Dirceu vai tirar dois anos sabáticos. Diz que tem dinheiro guardado. Foi convidado para ser colunista de um jornal do Rio, "por um bom dinheiro". Pretende ganhar também com o livro que fará sobre o governo Lula. Coelho avalia Lula. "O Hugo Chávez [da Venezuela] se posiciona, o George Bush se posiciona. O Lula ainda está no meio do caminho. O Hugo Chávez tomou o espaço dele. Ele precisa se posicionar", diz. "Tá querendo muito do Lula", brinca Dirceu, baixinho.
 

À meia-noite, todos foram para a gruta de Lourdes. Chovia. Pouco se via, a não ser, ao longe, a própria gruta, e dentro dela, Nossa Senhora. Dirceu quis ficar até o fim da missa. "Deus não existe. Mas vai que existe, né?", brincou.
 

No dia 1º, a ceia foi na casa de um amigo de Coelho, Fréderic Bonomelli, em Hibarete, outra cidadezinha da região, com 138 habitantes.
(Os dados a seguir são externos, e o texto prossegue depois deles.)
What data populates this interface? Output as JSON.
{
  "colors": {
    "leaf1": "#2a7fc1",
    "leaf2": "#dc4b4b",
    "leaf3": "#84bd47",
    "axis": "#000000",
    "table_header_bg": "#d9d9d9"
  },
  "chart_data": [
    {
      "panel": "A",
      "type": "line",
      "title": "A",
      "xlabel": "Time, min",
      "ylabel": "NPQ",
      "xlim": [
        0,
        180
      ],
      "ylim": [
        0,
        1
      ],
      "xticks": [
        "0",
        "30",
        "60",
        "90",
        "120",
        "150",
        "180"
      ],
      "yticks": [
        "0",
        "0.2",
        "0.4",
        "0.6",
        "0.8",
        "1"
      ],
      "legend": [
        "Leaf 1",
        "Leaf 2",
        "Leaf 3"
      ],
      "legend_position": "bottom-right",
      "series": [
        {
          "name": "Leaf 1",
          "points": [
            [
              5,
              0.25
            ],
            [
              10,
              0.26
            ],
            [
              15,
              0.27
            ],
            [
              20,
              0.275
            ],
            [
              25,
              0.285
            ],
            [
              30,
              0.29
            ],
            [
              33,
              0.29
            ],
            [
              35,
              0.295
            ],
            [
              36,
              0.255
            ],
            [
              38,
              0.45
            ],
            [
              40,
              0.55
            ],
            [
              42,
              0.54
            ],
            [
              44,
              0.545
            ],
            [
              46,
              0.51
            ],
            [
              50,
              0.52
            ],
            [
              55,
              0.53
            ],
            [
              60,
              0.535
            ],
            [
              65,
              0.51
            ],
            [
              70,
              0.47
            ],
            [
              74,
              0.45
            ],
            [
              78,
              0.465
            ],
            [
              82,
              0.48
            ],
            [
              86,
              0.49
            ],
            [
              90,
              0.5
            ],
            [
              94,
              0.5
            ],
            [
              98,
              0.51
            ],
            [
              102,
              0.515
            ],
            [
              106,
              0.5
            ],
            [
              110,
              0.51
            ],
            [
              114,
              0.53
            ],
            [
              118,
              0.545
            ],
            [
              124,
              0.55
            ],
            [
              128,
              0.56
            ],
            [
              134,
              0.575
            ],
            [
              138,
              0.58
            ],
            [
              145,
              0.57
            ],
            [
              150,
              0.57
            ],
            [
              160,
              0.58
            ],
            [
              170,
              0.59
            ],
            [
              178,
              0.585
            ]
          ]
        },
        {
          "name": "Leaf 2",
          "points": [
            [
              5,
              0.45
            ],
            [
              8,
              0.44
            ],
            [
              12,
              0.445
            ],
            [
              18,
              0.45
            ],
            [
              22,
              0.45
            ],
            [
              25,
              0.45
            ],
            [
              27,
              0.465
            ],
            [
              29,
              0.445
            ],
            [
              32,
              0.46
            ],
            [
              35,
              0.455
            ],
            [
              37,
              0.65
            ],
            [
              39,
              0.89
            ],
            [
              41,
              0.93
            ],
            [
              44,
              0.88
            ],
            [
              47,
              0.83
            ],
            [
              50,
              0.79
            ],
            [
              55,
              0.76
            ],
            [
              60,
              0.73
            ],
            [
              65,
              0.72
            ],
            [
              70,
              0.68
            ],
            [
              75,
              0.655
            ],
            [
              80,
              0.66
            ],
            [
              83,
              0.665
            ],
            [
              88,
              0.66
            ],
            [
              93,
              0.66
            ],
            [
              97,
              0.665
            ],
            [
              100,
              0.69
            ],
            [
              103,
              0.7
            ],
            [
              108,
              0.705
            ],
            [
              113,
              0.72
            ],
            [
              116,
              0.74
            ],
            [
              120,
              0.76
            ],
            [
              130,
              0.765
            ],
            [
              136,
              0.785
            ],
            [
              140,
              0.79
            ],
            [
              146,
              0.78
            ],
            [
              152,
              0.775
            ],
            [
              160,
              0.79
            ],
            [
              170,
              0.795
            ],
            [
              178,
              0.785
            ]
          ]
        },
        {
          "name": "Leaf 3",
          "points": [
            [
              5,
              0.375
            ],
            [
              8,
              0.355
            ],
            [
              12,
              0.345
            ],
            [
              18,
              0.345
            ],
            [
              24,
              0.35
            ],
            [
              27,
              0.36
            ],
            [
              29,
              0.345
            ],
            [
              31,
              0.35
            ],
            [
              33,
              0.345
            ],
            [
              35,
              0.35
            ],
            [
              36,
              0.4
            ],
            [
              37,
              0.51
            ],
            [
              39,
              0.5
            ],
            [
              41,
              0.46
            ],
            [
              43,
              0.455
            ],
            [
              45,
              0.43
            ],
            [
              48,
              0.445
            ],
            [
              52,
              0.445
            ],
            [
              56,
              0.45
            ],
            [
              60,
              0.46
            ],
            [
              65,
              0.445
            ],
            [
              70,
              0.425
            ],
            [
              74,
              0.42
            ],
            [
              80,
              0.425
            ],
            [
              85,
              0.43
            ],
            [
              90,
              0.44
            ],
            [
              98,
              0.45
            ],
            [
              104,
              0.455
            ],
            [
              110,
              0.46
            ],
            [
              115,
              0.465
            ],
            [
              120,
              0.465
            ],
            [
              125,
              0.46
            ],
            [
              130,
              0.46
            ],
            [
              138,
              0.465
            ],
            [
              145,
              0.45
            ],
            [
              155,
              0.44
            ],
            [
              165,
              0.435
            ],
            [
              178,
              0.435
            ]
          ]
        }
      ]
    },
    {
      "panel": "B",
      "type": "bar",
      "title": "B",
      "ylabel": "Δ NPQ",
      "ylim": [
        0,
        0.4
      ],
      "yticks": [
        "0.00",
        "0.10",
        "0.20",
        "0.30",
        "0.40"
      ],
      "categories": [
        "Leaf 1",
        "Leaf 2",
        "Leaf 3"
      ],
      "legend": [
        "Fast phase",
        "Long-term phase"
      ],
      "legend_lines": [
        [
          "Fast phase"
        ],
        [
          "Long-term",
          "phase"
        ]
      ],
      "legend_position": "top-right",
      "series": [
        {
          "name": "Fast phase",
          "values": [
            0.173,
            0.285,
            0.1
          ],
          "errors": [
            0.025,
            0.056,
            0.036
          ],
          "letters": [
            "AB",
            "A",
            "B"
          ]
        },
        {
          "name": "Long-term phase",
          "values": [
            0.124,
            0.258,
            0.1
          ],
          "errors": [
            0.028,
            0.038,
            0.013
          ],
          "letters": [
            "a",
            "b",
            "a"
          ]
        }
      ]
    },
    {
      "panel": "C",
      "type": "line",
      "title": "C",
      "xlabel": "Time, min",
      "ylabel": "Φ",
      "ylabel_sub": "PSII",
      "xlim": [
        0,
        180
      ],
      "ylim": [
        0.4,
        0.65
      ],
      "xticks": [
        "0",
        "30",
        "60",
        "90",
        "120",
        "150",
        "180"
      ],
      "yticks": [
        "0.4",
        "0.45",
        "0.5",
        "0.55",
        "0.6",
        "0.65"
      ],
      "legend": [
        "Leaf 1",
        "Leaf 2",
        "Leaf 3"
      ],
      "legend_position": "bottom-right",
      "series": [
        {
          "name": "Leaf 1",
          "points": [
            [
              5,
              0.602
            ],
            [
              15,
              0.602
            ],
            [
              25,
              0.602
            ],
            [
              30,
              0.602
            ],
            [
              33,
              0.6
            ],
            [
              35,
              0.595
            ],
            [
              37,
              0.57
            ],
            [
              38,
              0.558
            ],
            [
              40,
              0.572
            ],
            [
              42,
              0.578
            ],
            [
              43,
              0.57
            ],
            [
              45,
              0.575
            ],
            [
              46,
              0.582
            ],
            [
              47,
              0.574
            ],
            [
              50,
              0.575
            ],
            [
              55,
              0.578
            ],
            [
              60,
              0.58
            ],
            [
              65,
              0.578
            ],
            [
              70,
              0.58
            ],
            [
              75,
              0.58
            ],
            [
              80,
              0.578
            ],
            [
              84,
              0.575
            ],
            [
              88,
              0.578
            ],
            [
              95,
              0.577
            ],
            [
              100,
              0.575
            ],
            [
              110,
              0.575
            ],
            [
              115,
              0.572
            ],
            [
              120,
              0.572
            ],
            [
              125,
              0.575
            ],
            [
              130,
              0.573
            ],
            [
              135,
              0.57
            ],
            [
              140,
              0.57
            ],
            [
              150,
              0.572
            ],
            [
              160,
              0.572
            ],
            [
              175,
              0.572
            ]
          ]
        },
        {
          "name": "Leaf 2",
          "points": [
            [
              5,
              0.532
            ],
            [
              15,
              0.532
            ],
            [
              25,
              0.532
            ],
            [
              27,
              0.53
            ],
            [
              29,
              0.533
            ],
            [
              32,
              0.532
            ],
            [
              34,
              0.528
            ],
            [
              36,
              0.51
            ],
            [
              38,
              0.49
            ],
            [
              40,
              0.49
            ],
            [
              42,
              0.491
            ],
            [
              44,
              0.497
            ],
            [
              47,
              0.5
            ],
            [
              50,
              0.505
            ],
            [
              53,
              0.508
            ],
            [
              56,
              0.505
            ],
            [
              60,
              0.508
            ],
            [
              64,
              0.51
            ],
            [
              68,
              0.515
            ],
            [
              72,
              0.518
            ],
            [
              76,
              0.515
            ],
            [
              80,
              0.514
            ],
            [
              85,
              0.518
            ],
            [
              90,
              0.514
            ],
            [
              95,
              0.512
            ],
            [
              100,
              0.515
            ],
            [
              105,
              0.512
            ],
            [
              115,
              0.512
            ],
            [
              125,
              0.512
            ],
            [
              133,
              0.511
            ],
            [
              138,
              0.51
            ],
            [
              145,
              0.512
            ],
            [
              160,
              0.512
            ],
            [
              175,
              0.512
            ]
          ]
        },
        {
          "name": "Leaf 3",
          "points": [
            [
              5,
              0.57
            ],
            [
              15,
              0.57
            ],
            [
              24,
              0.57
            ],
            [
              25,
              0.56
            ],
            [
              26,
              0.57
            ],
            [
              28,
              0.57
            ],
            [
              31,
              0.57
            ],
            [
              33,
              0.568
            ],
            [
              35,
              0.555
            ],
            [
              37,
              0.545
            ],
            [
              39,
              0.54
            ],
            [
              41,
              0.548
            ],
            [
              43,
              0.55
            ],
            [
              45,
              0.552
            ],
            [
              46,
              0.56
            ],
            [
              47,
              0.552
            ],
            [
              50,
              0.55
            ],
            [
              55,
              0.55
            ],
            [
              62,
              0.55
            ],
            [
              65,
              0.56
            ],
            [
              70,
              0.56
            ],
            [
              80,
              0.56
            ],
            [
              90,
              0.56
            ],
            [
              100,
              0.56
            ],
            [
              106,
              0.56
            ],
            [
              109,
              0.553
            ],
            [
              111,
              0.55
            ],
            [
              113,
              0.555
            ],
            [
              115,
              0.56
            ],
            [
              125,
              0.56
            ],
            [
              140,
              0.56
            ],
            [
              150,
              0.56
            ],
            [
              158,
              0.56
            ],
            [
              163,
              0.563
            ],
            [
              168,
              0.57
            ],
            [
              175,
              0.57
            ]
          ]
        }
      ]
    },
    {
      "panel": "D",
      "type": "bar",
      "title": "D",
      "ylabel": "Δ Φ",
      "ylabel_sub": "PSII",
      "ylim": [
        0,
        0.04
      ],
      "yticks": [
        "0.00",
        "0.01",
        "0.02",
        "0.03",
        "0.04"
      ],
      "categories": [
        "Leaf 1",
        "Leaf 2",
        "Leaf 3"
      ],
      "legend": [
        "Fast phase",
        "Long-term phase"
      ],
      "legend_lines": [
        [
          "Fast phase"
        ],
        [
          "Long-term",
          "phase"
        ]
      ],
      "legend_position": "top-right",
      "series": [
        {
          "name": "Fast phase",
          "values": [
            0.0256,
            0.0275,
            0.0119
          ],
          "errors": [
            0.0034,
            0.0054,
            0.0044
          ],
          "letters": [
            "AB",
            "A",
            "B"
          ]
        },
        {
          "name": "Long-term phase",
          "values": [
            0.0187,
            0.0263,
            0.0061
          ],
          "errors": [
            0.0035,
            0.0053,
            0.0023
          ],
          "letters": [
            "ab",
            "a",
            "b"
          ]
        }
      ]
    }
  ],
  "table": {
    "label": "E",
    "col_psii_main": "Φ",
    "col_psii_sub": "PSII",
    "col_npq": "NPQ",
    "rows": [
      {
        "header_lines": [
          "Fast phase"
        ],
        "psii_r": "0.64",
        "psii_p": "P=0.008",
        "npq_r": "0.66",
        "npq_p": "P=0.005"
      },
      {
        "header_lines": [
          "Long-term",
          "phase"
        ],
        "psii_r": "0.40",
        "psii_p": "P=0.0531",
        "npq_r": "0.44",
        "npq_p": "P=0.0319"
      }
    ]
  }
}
Ele fabrica presunto do porco Le Noir de Bigorre, o porco negro, primo do pata negra espanhol. A noite foi de vinhos, boa comida e cantorias, de músicas francesas da "confraria do porco" a canções brasileiras de Coelho. "Quando caminho pela rua lado a lado com você me deixas louca", cantavam as mulheres. "Eu nasci há dez mil anos atrás...", cantavam os homens.
 

No fim da noite, a pedidos, Paulo Coelho cantou "Gita", dele e de Raul Seixas: "Eu sou o medo do fraco/ A força da imaginação/ O blefe do jogador/ Eu sou, eu fui, eu vou". O escritor pediu um brinde a Raul Seixas. Todos levantaram seus copos. Os rituais de ano novo tinham terminado.